The deterioration reflects prolonged weak demand for paperboard in Europe and excess supply, partly due to recent capacity additions in Europe and increased competition from Asian imports. Demand was particularly low in the first half of 2025, especially in the U.S. market, which accounted for about 25% of Metsa Board’s sales in 2024.
Following the drop in pulp prices in the second quarter of 2025, S&P anticipates ongoing weak demand and prices for pulp for the remainder of the year, with leverage expected to peak at about 4.7x by year-end.
Despite lower EBITDA expectations, S&P’s free operating cash flow (FOCF) forecast for 2025 remains broadly unchanged at about €40 million, supported by a €70 million working capital-related cash inflow and reduced capital expenditure of about €100 million.

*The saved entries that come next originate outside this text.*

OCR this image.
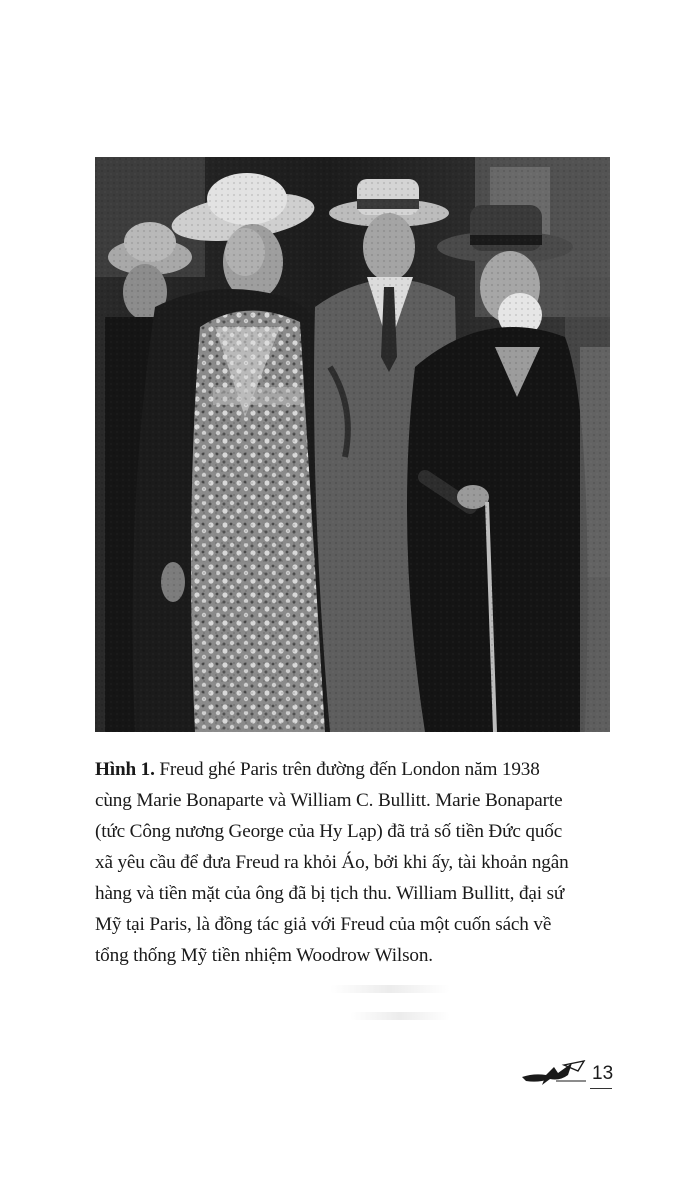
Hình 1. Freud ghé Paris trên đường đến London năm 1938
cùng Marie Bonaparte và William C. Bullitt. Marie Bonaparte
(tức Công nương George của Hy Lạp) đã trả số tiền Đức quốc
xã yêu cầu để đưa Freud ra khỏi Áo, bởi khi ấy, tài khoản ngân
hàng và tiền mặt của ông đã bị tịch thu. William Bullitt, đại sứ
Mỹ tại Paris, là đồng tác giả với Freud của một cuốn sách về
tổng thống Mỹ tiền nhiệm Woodrow Wilson.

13
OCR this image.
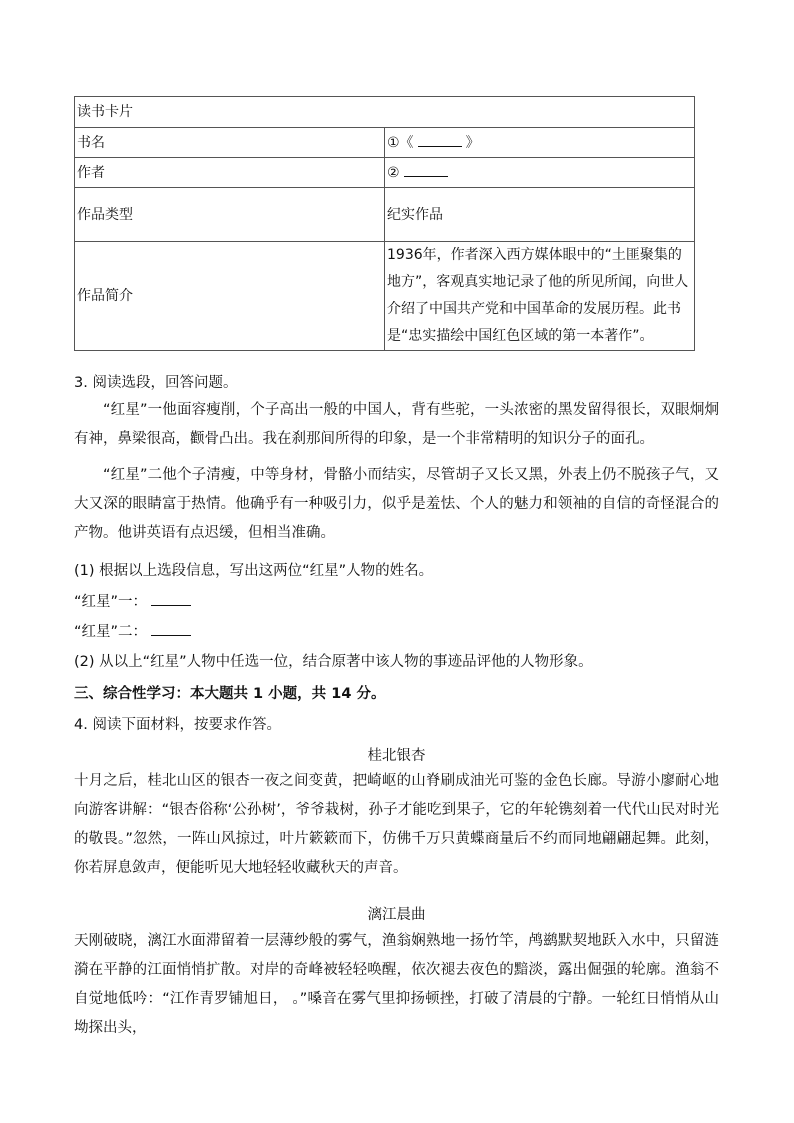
读书卡片	
书名	①《 》
作者	②
作品类型	纪实作品
作品简介	1936年，作者深入西方媒体眼中的“土匪聚集的地方”，客观真实地记录了他的所见所闻，向世人介绍了中国共产党和中国革命的发展历程。此书是“忠实描绘中国红色区域的第一本著作”。
3. 阅读选段，回答问题。
“红星”一他面容瘦削，个子高出一般的中国人，背有些驼，一头浓密的黑发留得很长，双眼炯炯有神，鼻梁很高，颧骨凸出。我在刹那间所得的印象，是一个非常精明的知识分子的面孔。
“红星”二他个子清瘦，中等身材，骨骼小而结实，尽管胡子又长又黑，外表上仍不脱孩子气，又大又深的眼睛富于热情。他确乎有一种吸引力，似乎是羞怯、个人的魅力和领袖的自信的奇怪混合的产物。他讲英语有点迟缓，但相当准确。
(1) 根据以上选段信息，写出这两位“红星”人物的姓名。
“红星”一：
“红星”二：
(2) 从以上“红星”人物中任选一位，结合原著中该人物的事迹品评他的人物形象。
三、综合性学习：本大题共 1 小题，共 14 分。
4. 阅读下面材料，按要求作答。
桂北银杏
十月之后，桂北山区的银杏一夜之间变黄，把崎岖的山脊刷成油光可鉴的金色长廊。导游小廖耐心地向游客讲解：“银杏俗称‘公孙树’，爷爷栽树，孙子才能吃到果子，它的年轮镌刻着一代代山民对时光的敬畏。”忽然，一阵山风掠过，叶片簌簌而下，仿佛千万只黄蝶商量后不约而同地翩翩起舞。此刻，你若屏息敛声，便能听见大地轻轻收藏秋天的声音。
漓江晨曲
天刚破晓，漓江水面滞留着一层薄纱般的雾气，渔翁娴熟地一扬竹竿，鸬鹚默契地跃入水中，只留涟漪在平静的江面悄悄扩散。对岸的奇峰被轻轻唤醒，依次褪去夜色的黯淡，露出倔强的轮廓。渔翁不自觉地低吟：“江作青罗铺旭日， 。”嗓音在雾气里抑扬顿挫，打破了清晨的宁静。一轮红日悄悄从山坳探出头，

S&P expects a significant EBITDA recovery to about €200 million in 2026, driven by cost reduction initiatives expected to deliver a €100 million EBITDA improvement. An additional €30 million EBITDA uplift is anticipated from 2026 onward following the closure of the board mill in Tako, Finland in June 2025.
The rating agency notes that there is minimal headroom under its ’bbb-’ assessment of parent company Metsa Group’s creditworthiness. S&P continues to assess Metsa Board as a highly strategic subsidiary of Metsa Group.
S&P could lower its rating on Metsa Board if the company’s adjusted debt to EBITDA fails to recover to below 2.0x, or if it revises down its assessment of Metsa Group’s creditworthiness.
The outlook could return to stable if Metsa Board successfully delivers on its cost reduction program, with adjusted debt to EBITDA improving to below 2x on a sustained basis, and if Metsa Group’s financial performance also strengthens.